O jovem e louco diretor de cinema lê outro bilhete, empunha a câmara e filma entusiasticamente:

Este é o sentido de denúncia intelectual que vejo nas lives, a manter a iconoclasta chama sacra do teatro – Que, ao morrer, não morre. Renasce. Este é o sentido. Quem lhe diz sou eu, um jovem cineasta morto.

Pausa.

A primeira atriz de subúrbio:

Falou difícil demais, velho!

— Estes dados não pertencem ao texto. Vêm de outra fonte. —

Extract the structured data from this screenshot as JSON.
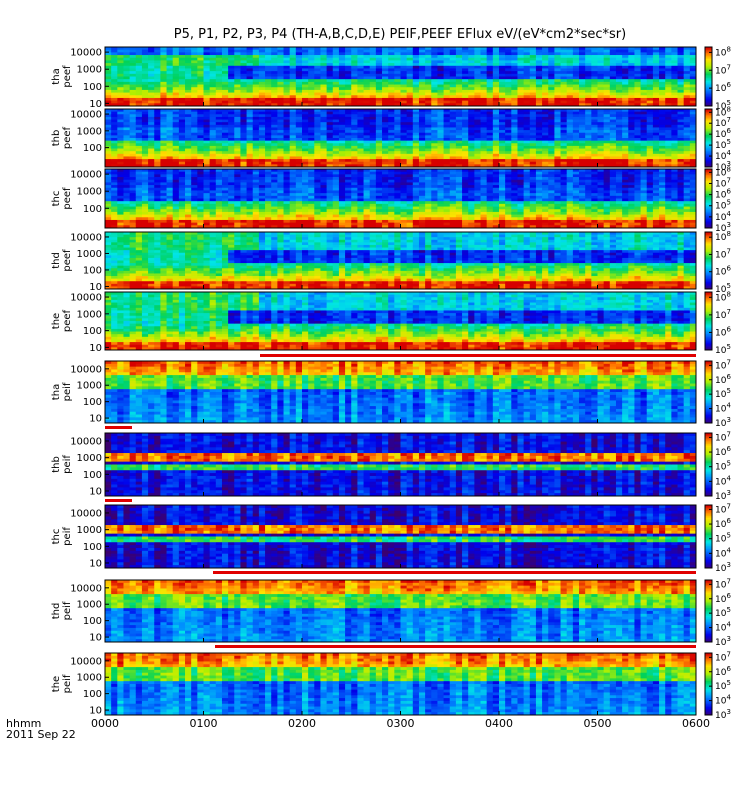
{
  "figure": {
    "title": "P5, P1, P2, P3, P4 (TH-A,B,C,D,E) PEIF,PEEF EFlux eV/(eV*cm2*sec*sr)",
    "time_axis_label": "hhmm",
    "date_label": "2011 Sep 22"
  },
  "chart_data": {
    "type": "heatmap",
    "title": "P5, P1, P2, P3, P4 (TH-A,B,C,D,E) PEIF,PEEF EFlux eV/(eV*cm2*sec*sr)",
    "x_ticks": [
      "0000",
      "0100",
      "0200",
      "0300",
      "0400",
      "0500",
      "0600"
    ],
    "x_range": [
      "0000",
      "0600"
    ],
    "yscale": "log",
    "colormap": "rainbow",
    "panels": [
      {
        "name": "tha peef",
        "ylabel": [
          "tha",
          "peef"
        ],
        "y_ticks": [
          "10000",
          "1000",
          "100",
          "10"
        ],
        "y_range": [
          7,
          20000
        ],
        "color_ticks": [
          "10^8",
          "10^7",
          "10^6",
          "10^5"
        ],
        "color_range": [
          100000,
          200000000
        ]
      },
      {
        "name": "thb peef",
        "ylabel": [
          "thb",
          "peef"
        ],
        "y_ticks": [
          "10000",
          "1000",
          "100"
        ],
        "y_range": [
          7,
          20000
        ],
        "color_ticks": [
          "10^8",
          "10^7",
          "10^6",
          "10^5",
          "10^4",
          "10^3"
        ],
        "color_range": [
          1000,
          200000000
        ]
      },
      {
        "name": "thc peef",
        "ylabel": [
          "thc",
          "peef"
        ],
        "y_ticks": [
          "10000",
          "1000",
          "100"
        ],
        "y_range": [
          7,
          20000
        ],
        "color_ticks": [
          "10^8",
          "10^7",
          "10^6",
          "10^5",
          "10^4",
          "10^3"
        ],
        "color_range": [
          1000,
          200000000
        ]
      },
      {
        "name": "thd peef",
        "ylabel": [
          "thd",
          "peef"
        ],
        "y_ticks": [
          "10000",
          "1000",
          "100",
          "10"
        ],
        "y_range": [
          7,
          20000
        ],
        "color_ticks": [
          "10^8",
          "10^7",
          "10^6",
          "10^5"
        ],
        "color_range": [
          100000,
          200000000
        ]
      },
      {
        "name": "the peef",
        "ylabel": [
          "the",
          "peef"
        ],
        "y_ticks": [
          "10000",
          "1000",
          "100",
          "10"
        ],
        "y_range": [
          7,
          20000
        ],
        "color_ticks": [
          "10^8",
          "10^7",
          "10^6",
          "10^5"
        ],
        "color_range": [
          100000,
          200000000
        ]
      },
      {
        "name": "tha peif",
        "ylabel": [
          "tha",
          "peif"
        ],
        "y_ticks": [
          "10000",
          "1000",
          "100",
          "10"
        ],
        "y_range": [
          5,
          30000
        ],
        "color_ticks": [
          "10^7",
          "10^6",
          "10^5",
          "10^4",
          "10^3"
        ],
        "color_range": [
          1000,
          20000000
        ]
      },
      {
        "name": "thb peif",
        "ylabel": [
          "thb",
          "peif"
        ],
        "y_ticks": [
          "10000",
          "1000",
          "100",
          "10"
        ],
        "y_range": [
          5,
          30000
        ],
        "color_ticks": [
          "10^7",
          "10^6",
          "10^5",
          "10^4",
          "10^3"
        ],
        "color_range": [
          1000,
          20000000
        ]
      },
      {
        "name": "thc peif",
        "ylabel": [
          "thc",
          "peif"
        ],
        "y_ticks": [
          "10000",
          "1000",
          "100",
          "10"
        ],
        "y_range": [
          5,
          30000
        ],
        "color_ticks": [
          "10^7",
          "10^6",
          "10^5",
          "10^4",
          "10^3"
        ],
        "color_range": [
          1000,
          20000000
        ]
      },
      {
        "name": "thd peif",
        "ylabel": [
          "thd",
          "peif"
        ],
        "y_ticks": [
          "10000",
          "1000",
          "100",
          "10"
        ],
        "y_range": [
          5,
          30000
        ],
        "color_ticks": [
          "10^7",
          "10^6",
          "10^5",
          "10^4",
          "10^3"
        ],
        "color_range": [
          1000,
          20000000
        ]
      },
      {
        "name": "the peif",
        "ylabel": [
          "the",
          "peif"
        ],
        "y_ticks": [
          "10000",
          "1000",
          "100",
          "10"
        ],
        "y_range": [
          5,
          30000
        ],
        "color_ticks": [
          "10^7",
          "10^6",
          "10^5",
          "10^4",
          "10^3"
        ],
        "color_range": [
          1000,
          20000000
        ]
      }
    ]
  }
}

Nem na no mundo acadêmico falam assim.

Aplica-lhe dois tabefes.

O velho leproso de cabelos brancos:

Obrigado.

Outra atriz aplica-lhe mais dois tabefes:

Diga que merece.

O Velho leproso de cabelos brancos:

Sou um leproso.

A primeira atriz de subúrbio:

Diga que merece mais degredo e mais tabefes!

O velho leproso de cabelos brancos:

Eu mereço mais degredo e tabefes.

A segunda atriz de subúrbio:

Ofereça a outra face.

Pausa.

O velho leproso de cabelos brancos:

E os meus tabefes?

Pausa.

Eu mereço degredo e tabefes.

Pausa.

E a meritocracia?

Pausa.

Sou um leproso.

A primeira atriz de suburbana:

Chega! Não tem mais tabefe.

A segunda atriz de subúrbio (com o punhal em mãos):

Venha, cineasta jovem e louco cineasta. Venha filmar. Aqui não é Oriente.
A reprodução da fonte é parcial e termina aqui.